小学校野球編③
「プレイボール!!」
一軍が先行。つまり俺がピッチャーの番だ。
スパーン!
「ストライク!」
周りがざわつく。アツトのリード通りにコースにストレートを投げ込んだ。
ブォン!スパーン!
「ツーストライク!」
もう一度ストレート。相手は空振りをしていた。
ブォン!スパーン!
「バッターアウト!」
最後はスライダー。3球三振だ。
こうして一回の表は順調に進み、わずか10球で3者連続三振で終えた。ここまで上手くいくとは思わなかった。アツトのリードのおかげが大きいな。
一回裏。いきなりタクヤはイライラしていた。
「ちっ。あいつらブンブン三振しやがって…」
裏はタクヤが投手だ。
「おらぁ!!」
スパーン!
「ストライク!バッターアウト!」
「二軍の雑魚に俺の球が打てるかよ。」
黄色い声援にタクヤが軽く手を振る。
タクヤも同じく三者三振で1回を終えた。
2回表はタクヤからの打線。
挨拶もせずに俺を睨みつけながら打席に入った。
初球はストレート。
スパーン!
「ストライク!」
「くっ。」
2球目はスライダー。
ブォン!スパーン!
「ストライク!」
タクヤは空振りをした。
「くそっ。」
3球目はストレート。
カンッ
「チッ!掠っただけか!」
二軍の守備はもたつき、タクヤの足が速いのもあり内野安打となった。
「悪い!ユウト!」
「いや、今のはタクヤが早かっただけだよ。全然気にしなくていいよ!」
後続バッターはカーブを引っ掛けて、ダブルプレー。その後も三振に取り、2回の表も3人で終わった。
2回の裏。俺からの打順だ。
ブォン。ブォン。
素振りをしてから打席に入る。俺の素振りだけでも強打者であることはタクヤにも伝わるだろう。
「お願いします!」打席に入った。
「ボール」
警戒されてるな。
「ボールツー」
なんだこいつ。ビビってんのか?
結局そのまま歩かされた。
ビビりやがって…
その後の後続バッターの時、俺は盗塁を決めた。タクヤのやつがクイックが苦手なことがよくわかった。
しかし、その後のバッターは空振り三振に終わった。
2人の目バッターは引っ掛けたが、味方のエラーで俺は進塁して、一三塁。
タクヤはキレていた。
「お前ら遊んでんのか!?足引っ張りやがって!」
そして3人目のバッターも引っ掛けて俺はその間にホーム生還。2回の裏は二塁残塁の1-0となり、リードした。

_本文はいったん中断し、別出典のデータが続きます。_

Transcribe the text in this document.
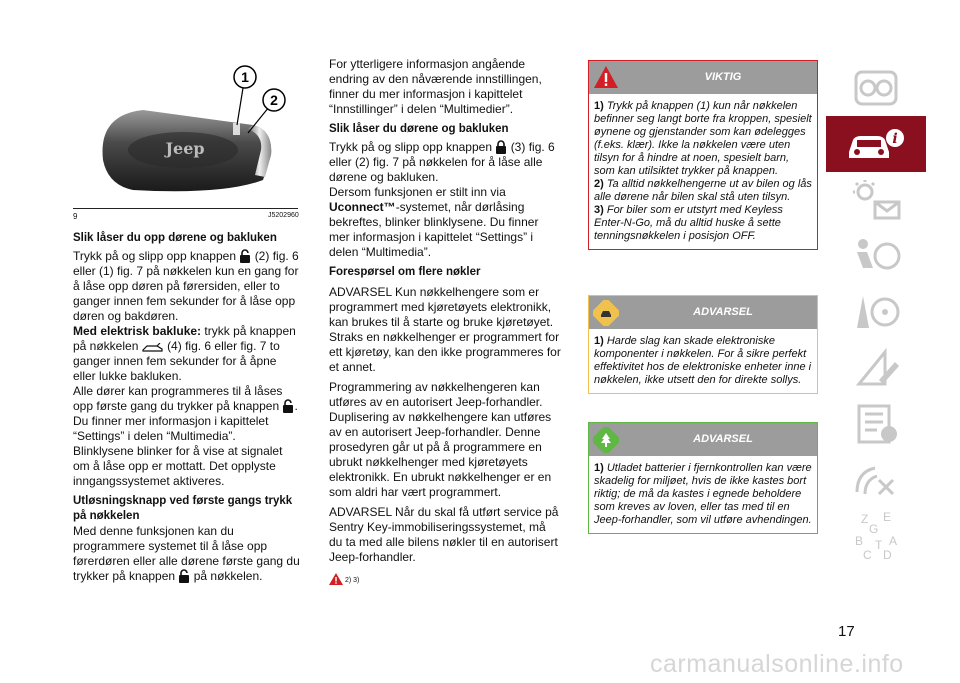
Jeep
1
2
9	J5202960

Slik låser du opp dørene og bakluken

Trykk på og slipp opp knappen (2) fig. 6 eller (1) fig. 7 på nøkkelen kun en gang for å låse opp døren på førersiden, eller to ganger innen fem sekunder for å låse opp døren og bakdøren.

Med elektrisk bakluke: trykk på knappen på nøkkelen (4) fig. 6 eller fig. 7 to ganger innen fem sekunder for å åpne eller lukke bakluken.

Alle dører kan programmeres til å låses opp første gang du trykker på knappen . Du finner mer informasjon i kapittelet “Settings” i delen “Multimedia”.

Blinklysene blinker for å vise at signalet om å låse opp er mottatt. Det opplyste inngangssystemet aktiveres.

Utløsningsknapp ved første gangs trykk på nøkkelen

Med denne funksjonen kan du programmere systemet til å låse opp førerdøren eller alle dørene første gang du trykker på knappen på nøkkelen.

For ytterligere informasjon angående endring av den nåværende innstillingen, finner du mer informasjon i kapittelet “Innstillinger” i delen “Multimedier”.

Slik låser du dørene og bakluken

Trykk på og slipp opp knappen (3) fig. 6 eller (2) fig. 7 på nøkkelen for å låse alle dørene og bakluken.

Dersom funksjonen er stilt inn via Uconnect™-systemet, når dørlåsing bekreftes, blinker blinklysene. Du finner mer informasjon i kapittelet “Settings” i delen “Multimedia”.

Forespørsel om flere nøkler

ADVARSEL Kun nøkkelhengere som er programmert med kjøretøyets elektronikk, kan brukes til å starte og bruke kjøretøyet. Straks en nøkkelhenger er programmert for ett kjøretøy, kan den ikke programmeres for et annet.

Programmering av nøkkelhengeren kan utføres av en autorisert Jeep-forhandler.

Duplisering av nøkkelhengere kan utføres av en autorisert Jeep-forhandler. Denne prosedyren går ut på å programmere en ubrukt nøkkelhenger med kjøretøyets elektronikk. En ubrukt nøkkelhenger er en som aldri har vært programmert.

ADVARSEL Når du skal få utført service på Sentry Key-immobiliseringssystemet, må du ta med alle bilens nøkler til en autorisert Jeep-forhandler.

2) 3)

VIKTIG

1) Trykk på knappen (1) kun når nøkkelen befinner seg langt borte fra kroppen, spesielt øynene og gjenstander som kan ødelegges (f.eks. klær). Ikke la nøkkelen være uten tilsyn for å hindre at noen, spesielt barn, som kan utilsiktet trykker på knappen.

2) Ta alltid nøkkelhengerne ut av bilen og lås alle dørene når bilen skal stå uten tilsyn.

3) For biler som er utstyrt med Keyless Enter-N-Go, må du alltid huske å sette tenningsnøkkelen i posisjon OFF.

ADVARSEL

1) Harde slag kan skade elektroniske komponenter i nøkkelen. For å sikre perfekt effektivitet hos de elektroniske enheter inne i nøkkelen, ikke utsett den for direkte sollys.

ADVARSEL

1) Utladet batterier i fjernkontrollen kan være skadelig for miljøet, hvis de ikke kastes bort riktig; de må da kastes i egnede beholdere som kreves av loven, eller tas med til en Jeep-forhandler, som vil utføre avhendingen.

i
Z E
G
B T A
C D
17
carmanualsonline.info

3回の表になり攻守交代する時に、俺はすぐにマウンドにいき、タクヤにだけに聞こえる声で俺は囁いた。
「逃げてんじゃねーよ」ボソッ
「なんだとテメェ!」
タクヤは俺の胸ぐらを掴んだ。
「え?なんのこと?」
俺はとぼけた。
「お前が俺に逃げるなとかぬかしたんだろ!」
「いや、俺は何も言ってないよ!?」
改めてみんなに聞こえるように、とぼけておいた。
タクヤは、周りから止められ、監督にも注意された。
「タクヤやめろ!俺は聞こえなかったぞ。とりあえず、胸ぐらを掴むのをやめてベンチに戻れ!」
「チッ!!」
そして、3回表の一軍の攻撃に移ったが、三者凡退に終わらせた。
ベンチを見るとタクヤがキレていた。
〜一軍ベンチ〜
「くそ。イライラするな。エラーしたせいで一点取られるし、逆に点は取らねえし。下手くそどもが。」
「ユウトのやつの球みたろ。間違いなく全国トップクラスだよ。」
「だからなんだよ。俺のが球は速えよ。俺に口答えできるほど、お前うまかったか?ああ?」
「…次は頑張るよ…」
「結果で示せよクソが。他の奴らも打てよ!俺が負けたみたいになんじゃねえか!」
一軍ベンチはどんよりとした空気になっていた。